Fact is, even if Phocas never came to power, the ERE might still have lost Egypt, Syria and Palestine. The religious controversy was tearing the Empire apart longer before the Persians or even the Arabs showed up. The fact that every Christian sect thought they could and should force their opinion on everyone else was ultimately self destructive, destroying the syncretism that made the Roman Empire possible in the first place.
 
Challenge is easily answered:

Constantinople falls in 717. Absorbing the entirety of the ERE and Sassanian Empires occupies the Caliphate and it starts pushing into the steppes and into Europe proper pushed by the momentum of easy conquests of a bunch of petty collapsing states. Millennia later from the Muslim dominion of Al-Khabir comes a man named Ibn Khuldun who contacts the Taino people having sought a more rapid link with the spices of the far eastern fringe of the Muslim world.....
 
If you're okay with having Cyrenaica and Egypt Islamic, then my own TL provides one way.
 
Given the fact that they managed to lay siege on constantinople in 626 before Heraclius counterattacked (the situation was so desperate that even Heraclius briefly considered to abandond the city - especially because the awars ravaged the balkans at the same time), an invasion of Anatolia would not appear to "waste" so much resources.
Additionally after his coup Phocas slayed the family of the previous emperor Maurikios, and established a reign of terror and was universially disliked (when Heraclius toppled him he was hailed as a liberator).
Now Chosrau II. had produced a heir (theodius) which he claimed had escaped the massacre and wanted to help him to regain the throne in exchange for territorial compensation.
As the reverse had happend with Chosrau himself - he was evicted by the nobels and regained the power with the help of byzantine emperor Maurikios who received territorial gains in Armenia - this plan may have worked.
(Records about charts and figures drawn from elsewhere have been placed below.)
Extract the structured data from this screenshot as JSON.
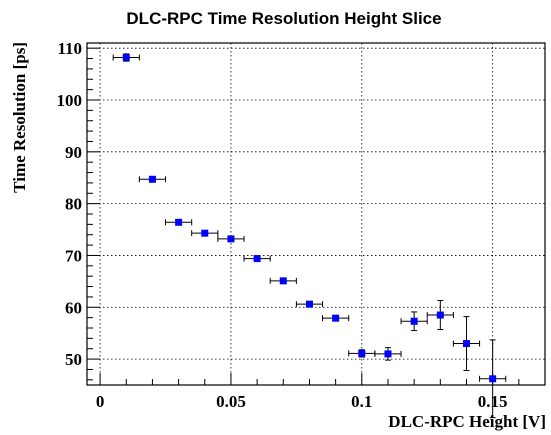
{
  "chart_data": {
    "type": "scatter",
    "title": "DLC-RPC Time Resolution Height Slice",
    "xlabel": "DLC-RPC Height [V]",
    "ylabel": "Time Resolution [ps]",
    "xlim": [
      -0.005,
      0.17
    ],
    "ylim": [
      45,
      111
    ],
    "grid": true,
    "x_ticks": [
      0,
      0.05,
      0.1,
      0.15
    ],
    "x_tick_labels": [
      "0",
      "0.05",
      "0.1",
      "0.15"
    ],
    "y_ticks": [
      50,
      60,
      70,
      80,
      90,
      100,
      110
    ],
    "y_tick_labels": [
      "50",
      "60",
      "70",
      "80",
      "90",
      "100",
      "110"
    ],
    "marker_color": "#0000ff",
    "points": [
      {
        "x": 0.01,
        "y": 108.2,
        "xerr": 0.005,
        "yerr": 0.7
      },
      {
        "x": 0.02,
        "y": 84.7,
        "xerr": 0.005,
        "yerr": 0.5
      },
      {
        "x": 0.03,
        "y": 76.4,
        "xerr": 0.005,
        "yerr": 0.4
      },
      {
        "x": 0.04,
        "y": 74.3,
        "xerr": 0.005,
        "yerr": 0.4
      },
      {
        "x": 0.05,
        "y": 73.2,
        "xerr": 0.005,
        "yerr": 0.4
      },
      {
        "x": 0.06,
        "y": 69.4,
        "xerr": 0.005,
        "yerr": 0.4
      },
      {
        "x": 0.07,
        "y": 65.1,
        "xerr": 0.005,
        "yerr": 0.4
      },
      {
        "x": 0.08,
        "y": 60.6,
        "xerr": 0.005,
        "yerr": 0.4
      },
      {
        "x": 0.09,
        "y": 57.9,
        "xerr": 0.005,
        "yerr": 0.5
      },
      {
        "x": 0.1,
        "y": 51.1,
        "xerr": 0.005,
        "yerr": 0.7
      },
      {
        "x": 0.11,
        "y": 51.0,
        "xerr": 0.005,
        "yerr": 1.2
      },
      {
        "x": 0.12,
        "y": 57.3,
        "xerr": 0.005,
        "yerr": 1.8
      },
      {
        "x": 0.13,
        "y": 58.5,
        "xerr": 0.005,
        "yerr": 2.8
      },
      {
        "x": 0.14,
        "y": 53.0,
        "xerr": 0.005,
        "yerr": 5.2
      },
      {
        "x": 0.15,
        "y": 46.2,
        "xerr": 0.005,
        "yerr": 7.5
      }
    ]
  }
}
But wether it would or not the romans were unable to offer resistance against Anatolia as OTL proved.

This is a fair bit of Gibberish. Our faithful Khosrow Parviz was a man who drained the coffers beyind relief just getting money to invade Egypt. Invading Anatolia made him sell crown lands to the provincial landlords to get more money, which basically decentralized the state.
 
This is a fair bit of Gibberish. Our faithful Khosrow Parviz was a man who drained the coffers beyind relief just getting money to invade Egypt. Invading Anatolia made him sell crown lands to the provincial landlords to get more money, which basically decentralized the state.

That answers a question of mine on how he managed to be doing so well and yet Heraclius was able to push things into a position where his successor agreed to "this was all a completely useless war" peace terms.

"He wasn't doing so well."

Why didn't he stop while he was ahead, though? Take Syria and maaaaaybe Egypt, but leave it there?